L'Argentin Maximiliano Moralez ne passe jamais inaperçu. Aussi bien dans sa préparation que sur le terrain, le petit milieu de terrain albiceleste sait comment se faire remarquer. Au sein du groupe, il est réputé être l'un des plus nerveux. Mais sur la pelouse, ce qui attire l'attention, c'est plutôt son mètre soixante et sa formidable capacité à diriger l'attaque de l'Argentine, assoiffée de victoire.
"Maxi a vraiment été remarquable. C'est un joueur fantastique à son poste et il a énormément progressé. Tout le staff technique est extrêmement satisfait de son rendement", explique le sélectionneur, Hugo Tocalli. On ne peut que lui donner raison : non content d'être l'un des six joueurs de l'équipe à avoir disputé toutes les rencontres de la compétition, le milieu de Racing Club est devenu le deuxième meilleur buteur de la sélection, avec 3 buts à son actif.
Cependant, le numéro 17 albiceleste est loin de s'enflammer lorsqu'on le félicite. Au contraire, il faut s'employer pour lui extorquer une déclaration où il ne fait pas mention de ses coéquipiers. "Evidemment, je suis heureux de recevoir des encouragements de la part de mon entraîneur et du public, mais sincèrement, je pense que tout le mérite revient à l'équipe. Sans mes partenaires, je n'évoluerais pas à ce niveau", confie-t-il à FIFA.com.
Marquer et aller au bout
Lors du tournoi, Moralez a démontré toutes ses
qualités de meneur de jeu. Il a non seulement été à l'origine
de beaucoup des buts inscrits par l'Argentine, mais il a
également su dévoiler une autre facette de son jeu : celle de
buteur. On a pu le voir à l'œuvre dans la rencontre face à
Panama, où il a ouvert le compteur
albiceleste dans ce tournoi, ou encore contre le Mexique,
où il a inscrit l'unique but, synonyme de qualification pour
les demi-finales.
"Je suis très heureux d'avoir trouvé le chemin des filets, surtout dans la mesure où ça me donne encore davantage confiance en moi. Quand on marque plusieurs fois de suite, on est encore plus affamé. Mais le principal, c'est que je me rende utile pour l'équipe. Si cela signifie marquer des buts, je ne vais pas m'en plaindre !".

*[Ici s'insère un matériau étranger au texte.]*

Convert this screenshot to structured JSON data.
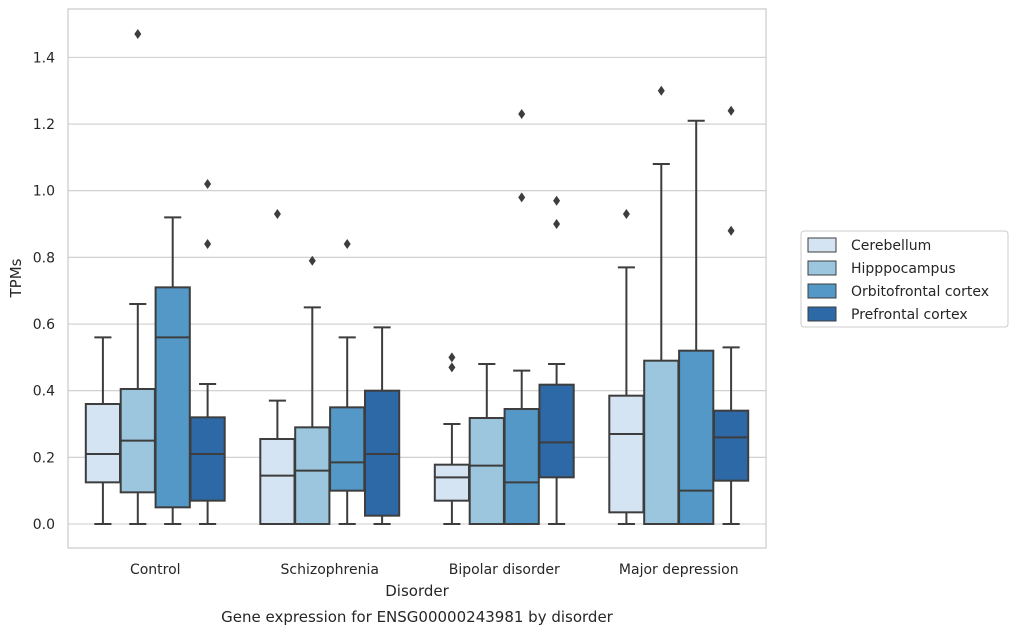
{
  "caption": "Gene expression for ENSG00000243981 by disorder",
  "chart_data": {
    "type": "box",
    "title": "",
    "xlabel": "Disorder",
    "ylabel": "TPMs",
    "ylim": [
      -0.07,
      1.55
    ],
    "yticks": [
      0.0,
      0.2,
      0.4,
      0.6,
      0.8,
      1.0,
      1.2,
      1.4
    ],
    "yticklabels": [
      "0.0",
      "0.2",
      "0.4",
      "0.6",
      "0.8",
      "1.0",
      "1.2",
      "1.4"
    ],
    "grid": "horizontal",
    "legend_position": "right",
    "categories": [
      "Control",
      "Schizophrenia",
      "Bipolar disorder",
      "Major depression"
    ],
    "series": [
      {
        "name": "Cerebellum",
        "color": "#d5e4f2",
        "boxes": [
          {
            "whislo": 0.0,
            "q1": 0.125,
            "med": 0.21,
            "q3": 0.36,
            "whishi": 0.56,
            "fliers": []
          },
          {
            "whislo": 0.0,
            "q1": 0.0,
            "med": 0.145,
            "q3": 0.255,
            "whishi": 0.37,
            "fliers": [
              0.93
            ]
          },
          {
            "whislo": 0.0,
            "q1": 0.07,
            "med": 0.14,
            "q3": 0.178,
            "whishi": 0.3,
            "fliers": [
              0.47,
              0.5
            ]
          },
          {
            "whislo": 0.0,
            "q1": 0.035,
            "med": 0.27,
            "q3": 0.385,
            "whishi": 0.77,
            "fliers": [
              0.93
            ]
          }
        ]
      },
      {
        "name": "Hipppocampus",
        "color": "#9cc6de",
        "boxes": [
          {
            "whislo": 0.0,
            "q1": 0.095,
            "med": 0.25,
            "q3": 0.405,
            "whishi": 0.66,
            "fliers": [
              1.47
            ]
          },
          {
            "whislo": 0.0,
            "q1": 0.0,
            "med": 0.16,
            "q3": 0.29,
            "whishi": 0.65,
            "fliers": [
              0.79
            ]
          },
          {
            "whislo": 0.0,
            "q1": 0.0,
            "med": 0.175,
            "q3": 0.318,
            "whishi": 0.48,
            "fliers": []
          },
          {
            "whislo": 0.0,
            "q1": 0.0,
            "med": 0.0,
            "q3": 0.49,
            "whishi": 1.08,
            "fliers": [
              1.3
            ]
          }
        ]
      },
      {
        "name": "Orbitofrontal cortex",
        "color": "#5498c8",
        "boxes": [
          {
            "whislo": 0.0,
            "q1": 0.05,
            "med": 0.56,
            "q3": 0.71,
            "whishi": 0.92,
            "fliers": []
          },
          {
            "whislo": 0.0,
            "q1": 0.1,
            "med": 0.185,
            "q3": 0.35,
            "whishi": 0.56,
            "fliers": [
              0.84
            ]
          },
          {
            "whislo": 0.0,
            "q1": 0.0,
            "med": 0.125,
            "q3": 0.345,
            "whishi": 0.46,
            "fliers": [
              0.98,
              1.23
            ]
          },
          {
            "whislo": 0.0,
            "q1": 0.0,
            "med": 0.1,
            "q3": 0.52,
            "whishi": 1.21,
            "fliers": []
          }
        ]
      },
      {
        "name": "Prefrontal cortex",
        "color": "#2d69a6",
        "boxes": [
          {
            "whislo": 0.0,
            "q1": 0.07,
            "med": 0.21,
            "q3": 0.32,
            "whishi": 0.42,
            "fliers": [
              0.84,
              1.02
            ]
          },
          {
            "whislo": 0.0,
            "q1": 0.025,
            "med": 0.21,
            "q3": 0.4,
            "whishi": 0.59,
            "fliers": []
          },
          {
            "whislo": 0.0,
            "q1": 0.14,
            "med": 0.245,
            "q3": 0.418,
            "whishi": 0.48,
            "fliers": [
              0.9,
              0.97
            ]
          },
          {
            "whislo": 0.0,
            "q1": 0.13,
            "med": 0.26,
            "q3": 0.34,
            "whishi": 0.53,
            "fliers": [
              0.88,
              1.24
            ]
          }
        ]
      }
    ]
  }
}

Mais pas question de se reposer sur ses lauriers. Le jeune stratège connaît le football et sait bien qu'il lui faut maintenant se concentrer sur le match décisif de jeudi, face aux voisins chiliens. "Nous savons que nous sommes tout près de notre objectif, mais il ne faudra pas s'attendre à une partie de plaisir."
Vieilles connaissances
L'Argentine et le Chili se sont croisés il y
six mois au Paraguay, dans le cadre du tournoi de qualification
sud-américain. Déjà présent à cette époque au sein de groupe
d'Hugo Tocalli, Moralez évite toutefois de comparer ce 0:0 avec
la confrontation de jeudi. "Les contextes sont différents. Ce
qui est certain, c'est que le Chili possède de grands joueurs
tels qu'Alexis Sanchez ou Arturo Vidal. Je ne les ai pas vus
jouer dans ce tournoi, mais je sais qu'ils sont en grande
forme. C'est une formation très solide."
Quelle sera donc la clé du match ? "Tout dépendra de notre prestation. Nous devons éviter de reproduire certaines erreurs commises contre le Mexique. Si nous parvenons à conserver le cuir, à jouer plus dur et à concrétiser nos occasions, nous avons toutes nos chances pour atteindre la finale."
En cas de victoire, Maxi ne sera plus qu'à un pas de réaliser son rêve. "Je suis venu ici pour être sacré champion. C'est pour cela que nous travaillons et je dois admettre que je suis extrêmement heureux. Ce tournoi U-20 est le seul que j'aurai l'occasion de disputer dans ma carrière, j'essaie donc d'en profiter chaque jour au maximum. Si par bonheur nous remportons le titre, c'est la cerise sur le gâteau."